それぞれ孤独で悩みは多いが、決して押しつけがましくない心のふれあいが、温かなバイブレーションを生んだ。映像も秀逸で、極めて地味だが珠玉の作品と言えるだろう。
人間が優しい
ドイツの倉庫内作業
近所の映画館での上映が終わりそうだったので、あわてて観に行った。
毎日を淡々と、いろいろありながらも明日からも生きていく。そんな映画。ゆったりと観れた。
横向きで座って乗るフォークリフトがたびたび登場。
一番高いところにある瓶入り飲料が結構重たいはずなのに爪を奥まで差さずに下ろしていて危ないと思ったが、思ったより爪が結構長くてしっかりささっていたようで安心した。

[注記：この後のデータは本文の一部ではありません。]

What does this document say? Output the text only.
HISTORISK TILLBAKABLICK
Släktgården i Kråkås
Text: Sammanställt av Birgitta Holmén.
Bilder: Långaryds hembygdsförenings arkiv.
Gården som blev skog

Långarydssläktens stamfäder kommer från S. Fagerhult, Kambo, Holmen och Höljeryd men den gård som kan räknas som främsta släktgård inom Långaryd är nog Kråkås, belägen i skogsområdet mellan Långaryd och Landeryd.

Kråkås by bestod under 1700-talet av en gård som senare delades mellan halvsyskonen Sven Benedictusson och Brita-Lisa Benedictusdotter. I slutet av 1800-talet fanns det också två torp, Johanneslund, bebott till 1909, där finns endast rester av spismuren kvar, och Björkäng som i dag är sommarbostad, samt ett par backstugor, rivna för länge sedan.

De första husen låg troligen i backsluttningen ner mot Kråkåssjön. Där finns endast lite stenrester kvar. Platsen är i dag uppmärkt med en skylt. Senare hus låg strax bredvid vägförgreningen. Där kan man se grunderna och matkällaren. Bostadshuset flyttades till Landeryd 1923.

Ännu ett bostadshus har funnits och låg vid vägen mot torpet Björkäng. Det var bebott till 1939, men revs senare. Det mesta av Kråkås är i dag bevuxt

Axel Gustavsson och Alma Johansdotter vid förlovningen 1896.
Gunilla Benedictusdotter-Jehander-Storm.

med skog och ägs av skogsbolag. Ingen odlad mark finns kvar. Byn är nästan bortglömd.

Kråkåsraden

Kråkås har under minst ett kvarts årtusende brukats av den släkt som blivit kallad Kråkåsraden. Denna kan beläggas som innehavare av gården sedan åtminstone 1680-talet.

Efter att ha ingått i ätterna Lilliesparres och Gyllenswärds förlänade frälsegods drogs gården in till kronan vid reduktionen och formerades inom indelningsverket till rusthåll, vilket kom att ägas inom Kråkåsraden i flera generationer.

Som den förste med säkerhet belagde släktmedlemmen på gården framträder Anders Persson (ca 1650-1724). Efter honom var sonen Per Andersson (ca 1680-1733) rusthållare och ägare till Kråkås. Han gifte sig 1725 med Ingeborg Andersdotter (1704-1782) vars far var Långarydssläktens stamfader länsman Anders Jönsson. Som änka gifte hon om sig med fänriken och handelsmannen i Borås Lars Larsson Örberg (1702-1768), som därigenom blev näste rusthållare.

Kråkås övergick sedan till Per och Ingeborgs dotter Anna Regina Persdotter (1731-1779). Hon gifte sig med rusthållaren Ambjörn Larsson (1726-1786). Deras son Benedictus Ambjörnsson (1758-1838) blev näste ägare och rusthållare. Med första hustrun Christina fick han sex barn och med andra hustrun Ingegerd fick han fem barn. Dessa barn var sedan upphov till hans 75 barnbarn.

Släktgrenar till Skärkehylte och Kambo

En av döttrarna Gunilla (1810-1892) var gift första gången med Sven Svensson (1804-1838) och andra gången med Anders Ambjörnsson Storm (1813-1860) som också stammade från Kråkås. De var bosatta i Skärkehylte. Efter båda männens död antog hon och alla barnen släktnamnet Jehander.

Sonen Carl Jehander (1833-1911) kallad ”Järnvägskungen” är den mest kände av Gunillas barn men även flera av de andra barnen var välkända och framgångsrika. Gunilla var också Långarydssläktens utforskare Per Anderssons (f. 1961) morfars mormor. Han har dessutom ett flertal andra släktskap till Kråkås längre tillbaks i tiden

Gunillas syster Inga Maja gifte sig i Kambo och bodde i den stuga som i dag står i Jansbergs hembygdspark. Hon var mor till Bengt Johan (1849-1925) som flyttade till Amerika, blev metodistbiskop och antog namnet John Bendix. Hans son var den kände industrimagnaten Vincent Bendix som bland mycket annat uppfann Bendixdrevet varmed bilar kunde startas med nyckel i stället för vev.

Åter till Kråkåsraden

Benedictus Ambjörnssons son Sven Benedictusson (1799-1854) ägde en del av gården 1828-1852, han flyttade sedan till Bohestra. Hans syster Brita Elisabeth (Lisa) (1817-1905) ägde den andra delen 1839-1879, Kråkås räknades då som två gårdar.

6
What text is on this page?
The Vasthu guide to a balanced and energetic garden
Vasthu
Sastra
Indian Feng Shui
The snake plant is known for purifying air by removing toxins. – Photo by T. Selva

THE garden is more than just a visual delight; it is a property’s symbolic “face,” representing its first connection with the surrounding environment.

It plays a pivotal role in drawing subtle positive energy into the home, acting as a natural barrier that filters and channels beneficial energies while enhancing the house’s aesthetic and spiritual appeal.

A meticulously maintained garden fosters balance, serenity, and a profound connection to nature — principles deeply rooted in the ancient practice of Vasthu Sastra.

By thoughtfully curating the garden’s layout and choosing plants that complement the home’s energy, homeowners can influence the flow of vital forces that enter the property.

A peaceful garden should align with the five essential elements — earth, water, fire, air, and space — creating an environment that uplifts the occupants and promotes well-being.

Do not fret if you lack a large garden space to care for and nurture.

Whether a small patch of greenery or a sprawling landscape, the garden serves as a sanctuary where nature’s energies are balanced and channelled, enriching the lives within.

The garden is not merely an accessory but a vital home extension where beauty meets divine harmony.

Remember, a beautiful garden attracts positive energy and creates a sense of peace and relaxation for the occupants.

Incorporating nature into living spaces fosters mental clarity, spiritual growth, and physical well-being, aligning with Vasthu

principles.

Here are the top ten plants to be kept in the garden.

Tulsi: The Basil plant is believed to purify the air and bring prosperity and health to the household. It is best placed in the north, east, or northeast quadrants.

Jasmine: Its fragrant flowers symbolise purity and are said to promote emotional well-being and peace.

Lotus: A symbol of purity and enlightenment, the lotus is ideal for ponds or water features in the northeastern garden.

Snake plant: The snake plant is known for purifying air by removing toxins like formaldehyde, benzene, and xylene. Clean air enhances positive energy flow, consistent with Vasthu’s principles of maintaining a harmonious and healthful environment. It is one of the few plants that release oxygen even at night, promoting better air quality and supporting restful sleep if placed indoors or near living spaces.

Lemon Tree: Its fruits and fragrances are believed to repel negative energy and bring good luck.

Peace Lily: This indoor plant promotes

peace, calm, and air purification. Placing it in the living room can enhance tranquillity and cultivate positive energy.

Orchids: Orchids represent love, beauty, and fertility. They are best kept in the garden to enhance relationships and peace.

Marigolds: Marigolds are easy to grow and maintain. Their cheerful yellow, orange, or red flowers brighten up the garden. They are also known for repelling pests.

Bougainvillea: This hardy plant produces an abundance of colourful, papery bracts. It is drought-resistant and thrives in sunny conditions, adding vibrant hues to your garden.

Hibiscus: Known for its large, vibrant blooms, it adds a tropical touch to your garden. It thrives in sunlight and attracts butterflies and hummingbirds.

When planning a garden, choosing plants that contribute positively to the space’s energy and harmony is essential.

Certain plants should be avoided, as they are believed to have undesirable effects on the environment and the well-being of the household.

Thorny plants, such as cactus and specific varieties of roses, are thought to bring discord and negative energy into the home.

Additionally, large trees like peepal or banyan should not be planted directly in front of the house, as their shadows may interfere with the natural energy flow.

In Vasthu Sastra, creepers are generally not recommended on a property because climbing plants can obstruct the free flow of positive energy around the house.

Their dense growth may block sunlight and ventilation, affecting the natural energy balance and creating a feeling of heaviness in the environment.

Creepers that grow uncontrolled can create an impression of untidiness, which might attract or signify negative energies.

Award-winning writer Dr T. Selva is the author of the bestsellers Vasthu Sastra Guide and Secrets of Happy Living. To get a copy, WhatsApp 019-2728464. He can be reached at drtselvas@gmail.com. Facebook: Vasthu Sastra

ハンドルきるのが早いから横の荷物に当たるんだから、もう少しまっすぐ後ろに下がってから曲がればいいのにと思った。
主人公の羽織っている制服がかっこよかった。
映画のときいつもそうなのだがヒロイン的位置の女性を最初見たとき、別に良いと思わなかったりするのだが、映画が終わる頃にはすっかり可愛かったり魅力的に見えてくるからすごい。
生きること…
ドイツの巨大なスーパーで働く人たちの
姿が淡々と描かれます。
登場人物の詳しいことは
全く描かれていません。
けれど、役者さんの
素晴らしい演技力によって
それぞれ背負っているものは、
きっとこうなんだろうなという
人生を垣間見せてくれます。
ドイツという国の複雑な遍路を
辿った背景が、慎ましく生きている
人々への人生を翻弄させ、色濃く絡んで
いるのだと思いました。
毎日ルーティンの生活の中で、
出会いがあり、人の優しさを感じ、
あるいは孤独を感じ、悲しい
別れもある…
それでも、日は登り明日が来る。
歩き出さないといけない。
生きる、生活して行くって
こういうことね、と 改めて
感じさせられました。
静かな映画から、頑張ろ!と
優しいエールをもらえました。
タイトルなし
みんな言ってるよ、あいつはいい奴だって。